Current European standards, certification systems, and marketing trends impacting the broiler meat industry were also introduced to the audience. “The early adopters of the new standards proved to win simply because the new production west EU systems in broiler production are generating diversification and even if the production costs are increasing, there is a positive effect on encouraging the domestic broiler production in each country, where system implemented. Refocusing on the domestic market should be taken into account by the Russian poultry producers because only 10 – 15 percent from the broiler meat produced around the world is exported,” added Dr. Chihaia.

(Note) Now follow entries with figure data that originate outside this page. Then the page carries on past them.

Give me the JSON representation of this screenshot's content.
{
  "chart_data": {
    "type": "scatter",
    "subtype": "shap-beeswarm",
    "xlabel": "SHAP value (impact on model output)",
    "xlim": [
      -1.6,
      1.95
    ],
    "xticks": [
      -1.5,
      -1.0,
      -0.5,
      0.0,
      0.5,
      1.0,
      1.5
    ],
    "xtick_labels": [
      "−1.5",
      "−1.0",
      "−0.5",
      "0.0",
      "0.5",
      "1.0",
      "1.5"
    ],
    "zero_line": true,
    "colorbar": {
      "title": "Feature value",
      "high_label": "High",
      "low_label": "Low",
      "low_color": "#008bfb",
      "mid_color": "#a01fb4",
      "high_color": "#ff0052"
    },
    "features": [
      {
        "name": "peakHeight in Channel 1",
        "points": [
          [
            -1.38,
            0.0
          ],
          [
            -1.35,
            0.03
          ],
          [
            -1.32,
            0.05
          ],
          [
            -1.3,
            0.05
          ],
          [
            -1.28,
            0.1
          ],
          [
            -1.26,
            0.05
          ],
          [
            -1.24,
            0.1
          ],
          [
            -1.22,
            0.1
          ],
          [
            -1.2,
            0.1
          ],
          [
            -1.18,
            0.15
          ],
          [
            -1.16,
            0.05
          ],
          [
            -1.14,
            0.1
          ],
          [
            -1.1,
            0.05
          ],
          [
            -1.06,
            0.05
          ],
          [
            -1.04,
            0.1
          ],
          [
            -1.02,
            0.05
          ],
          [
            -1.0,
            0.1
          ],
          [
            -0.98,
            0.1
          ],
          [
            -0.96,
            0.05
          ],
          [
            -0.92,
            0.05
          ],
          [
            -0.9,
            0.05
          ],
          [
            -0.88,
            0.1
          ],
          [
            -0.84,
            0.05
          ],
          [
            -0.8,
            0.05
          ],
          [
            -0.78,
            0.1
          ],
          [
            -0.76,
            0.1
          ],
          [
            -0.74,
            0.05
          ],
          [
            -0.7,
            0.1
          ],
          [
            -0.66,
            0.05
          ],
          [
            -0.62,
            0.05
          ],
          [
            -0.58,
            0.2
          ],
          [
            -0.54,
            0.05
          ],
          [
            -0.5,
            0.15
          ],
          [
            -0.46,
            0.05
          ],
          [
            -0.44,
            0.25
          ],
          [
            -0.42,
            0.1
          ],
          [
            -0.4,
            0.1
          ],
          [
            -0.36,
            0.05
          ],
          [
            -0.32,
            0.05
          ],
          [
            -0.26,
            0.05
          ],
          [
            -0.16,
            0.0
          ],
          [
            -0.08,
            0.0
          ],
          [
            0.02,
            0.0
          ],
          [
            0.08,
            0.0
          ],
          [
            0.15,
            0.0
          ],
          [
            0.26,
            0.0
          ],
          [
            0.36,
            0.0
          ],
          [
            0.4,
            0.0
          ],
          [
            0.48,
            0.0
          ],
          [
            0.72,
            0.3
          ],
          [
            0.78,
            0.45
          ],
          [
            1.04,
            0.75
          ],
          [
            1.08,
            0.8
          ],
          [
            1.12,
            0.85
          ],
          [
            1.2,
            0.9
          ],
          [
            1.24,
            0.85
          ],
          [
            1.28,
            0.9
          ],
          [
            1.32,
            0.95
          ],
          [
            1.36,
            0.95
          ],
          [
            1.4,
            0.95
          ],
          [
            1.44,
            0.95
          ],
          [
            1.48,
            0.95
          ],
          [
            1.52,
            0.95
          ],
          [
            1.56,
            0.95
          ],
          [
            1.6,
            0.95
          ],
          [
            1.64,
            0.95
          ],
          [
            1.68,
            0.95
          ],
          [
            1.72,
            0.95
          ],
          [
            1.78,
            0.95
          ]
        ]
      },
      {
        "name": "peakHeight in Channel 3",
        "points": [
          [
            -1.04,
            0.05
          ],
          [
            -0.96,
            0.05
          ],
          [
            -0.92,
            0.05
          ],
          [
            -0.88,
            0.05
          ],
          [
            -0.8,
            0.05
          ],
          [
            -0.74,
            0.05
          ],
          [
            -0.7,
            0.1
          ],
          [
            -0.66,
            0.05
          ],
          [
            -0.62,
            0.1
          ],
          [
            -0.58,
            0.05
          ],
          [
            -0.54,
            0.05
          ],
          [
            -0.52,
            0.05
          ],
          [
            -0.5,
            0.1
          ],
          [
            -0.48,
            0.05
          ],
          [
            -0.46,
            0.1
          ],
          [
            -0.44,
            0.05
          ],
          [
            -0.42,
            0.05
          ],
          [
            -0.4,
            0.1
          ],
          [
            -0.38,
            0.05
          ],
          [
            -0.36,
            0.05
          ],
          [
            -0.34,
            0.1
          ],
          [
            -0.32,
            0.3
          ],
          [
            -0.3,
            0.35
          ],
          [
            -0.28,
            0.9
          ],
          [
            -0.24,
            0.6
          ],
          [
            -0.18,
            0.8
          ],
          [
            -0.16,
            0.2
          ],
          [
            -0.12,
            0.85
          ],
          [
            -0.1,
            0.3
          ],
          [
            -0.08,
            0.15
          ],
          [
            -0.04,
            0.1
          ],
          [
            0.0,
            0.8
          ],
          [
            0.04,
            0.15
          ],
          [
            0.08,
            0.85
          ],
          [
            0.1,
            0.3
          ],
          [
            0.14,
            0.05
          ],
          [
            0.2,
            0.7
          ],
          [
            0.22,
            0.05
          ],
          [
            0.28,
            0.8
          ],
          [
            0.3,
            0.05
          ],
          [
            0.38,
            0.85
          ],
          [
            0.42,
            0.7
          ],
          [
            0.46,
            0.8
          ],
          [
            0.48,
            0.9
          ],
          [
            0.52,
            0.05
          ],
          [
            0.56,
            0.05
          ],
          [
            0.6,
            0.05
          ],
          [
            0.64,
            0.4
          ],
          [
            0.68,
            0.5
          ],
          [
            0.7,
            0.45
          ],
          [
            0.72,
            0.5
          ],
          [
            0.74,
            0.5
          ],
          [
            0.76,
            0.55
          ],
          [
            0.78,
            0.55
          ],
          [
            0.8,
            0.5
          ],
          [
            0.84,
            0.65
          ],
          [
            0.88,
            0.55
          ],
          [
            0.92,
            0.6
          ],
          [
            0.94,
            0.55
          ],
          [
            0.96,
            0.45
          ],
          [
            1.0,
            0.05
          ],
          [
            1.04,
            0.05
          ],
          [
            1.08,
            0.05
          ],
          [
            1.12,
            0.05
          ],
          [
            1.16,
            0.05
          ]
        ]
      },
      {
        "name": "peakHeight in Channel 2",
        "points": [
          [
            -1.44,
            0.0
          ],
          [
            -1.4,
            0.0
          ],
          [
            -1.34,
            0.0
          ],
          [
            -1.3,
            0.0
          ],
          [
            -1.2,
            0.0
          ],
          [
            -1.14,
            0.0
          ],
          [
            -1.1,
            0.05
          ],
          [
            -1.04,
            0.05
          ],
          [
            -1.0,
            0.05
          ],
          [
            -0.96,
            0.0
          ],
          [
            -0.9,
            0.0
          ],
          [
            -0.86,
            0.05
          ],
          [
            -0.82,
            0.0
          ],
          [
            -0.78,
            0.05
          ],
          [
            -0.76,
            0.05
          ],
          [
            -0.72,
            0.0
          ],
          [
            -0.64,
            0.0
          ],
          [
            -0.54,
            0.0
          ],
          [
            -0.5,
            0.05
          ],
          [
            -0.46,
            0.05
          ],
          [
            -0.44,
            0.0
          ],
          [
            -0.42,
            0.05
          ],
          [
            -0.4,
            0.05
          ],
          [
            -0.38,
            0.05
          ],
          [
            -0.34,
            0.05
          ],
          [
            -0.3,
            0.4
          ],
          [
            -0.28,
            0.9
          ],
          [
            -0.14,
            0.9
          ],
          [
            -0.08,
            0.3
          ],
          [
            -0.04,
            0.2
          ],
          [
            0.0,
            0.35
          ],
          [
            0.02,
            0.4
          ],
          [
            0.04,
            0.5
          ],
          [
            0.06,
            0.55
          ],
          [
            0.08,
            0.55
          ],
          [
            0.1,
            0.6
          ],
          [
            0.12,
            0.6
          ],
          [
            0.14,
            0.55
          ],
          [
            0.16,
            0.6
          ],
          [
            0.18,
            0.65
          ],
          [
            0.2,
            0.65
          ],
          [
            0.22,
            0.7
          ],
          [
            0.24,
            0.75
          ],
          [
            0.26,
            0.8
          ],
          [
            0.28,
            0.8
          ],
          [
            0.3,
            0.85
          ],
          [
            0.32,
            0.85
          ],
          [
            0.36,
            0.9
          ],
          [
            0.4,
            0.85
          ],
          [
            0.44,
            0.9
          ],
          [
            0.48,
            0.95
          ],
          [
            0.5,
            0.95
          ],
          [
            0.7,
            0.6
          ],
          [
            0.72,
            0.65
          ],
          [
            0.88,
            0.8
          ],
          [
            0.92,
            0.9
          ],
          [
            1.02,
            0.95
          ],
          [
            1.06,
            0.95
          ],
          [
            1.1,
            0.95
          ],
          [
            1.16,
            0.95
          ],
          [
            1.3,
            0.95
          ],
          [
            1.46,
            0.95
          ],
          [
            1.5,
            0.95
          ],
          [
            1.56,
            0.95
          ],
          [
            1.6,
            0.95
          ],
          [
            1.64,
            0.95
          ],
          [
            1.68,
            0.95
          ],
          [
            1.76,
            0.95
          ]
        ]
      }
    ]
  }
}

“I truly enjoyed the time and visiting with the VNITIP on behalf of USSEC. It has been an excellent opportunity to really connect with researchers and professionals from the Russian poultry industry. People were very friendly and the attendance was the perfect size for networking. Thank you for holding this seminar and making me feel so welcome. I’m looking forward to the near future events,” said Dr. Chihaia in his final remarks.
In return, the managers and leading specialists of the Russian Poultry Institute thanked USSEC’s contribution offered to the event. Dr. Manukyan said that the institute highly values the long-term relationships and support of USSEC and that the seminar attendees were exceptionally interested in information delivered by Dr. Chihaia.
Academician Vladimir Fisinin, the Scientific Leader of the Poultry Center, is the President of the Russian and Eurasian Poultry Unions, the President of the Russian National Committee of the World Poultry Science Association, and one of the most respected and known Russian specialists in the poultry area, delivered a lecture on the second day of the seminar. He extracted excellent insights from research and worldwide trends to deliver a deep understanding of the world poultry industry to be able to aid poultry research and commercial industry professionals in identifying strategic gaps and opportunities in poultry production.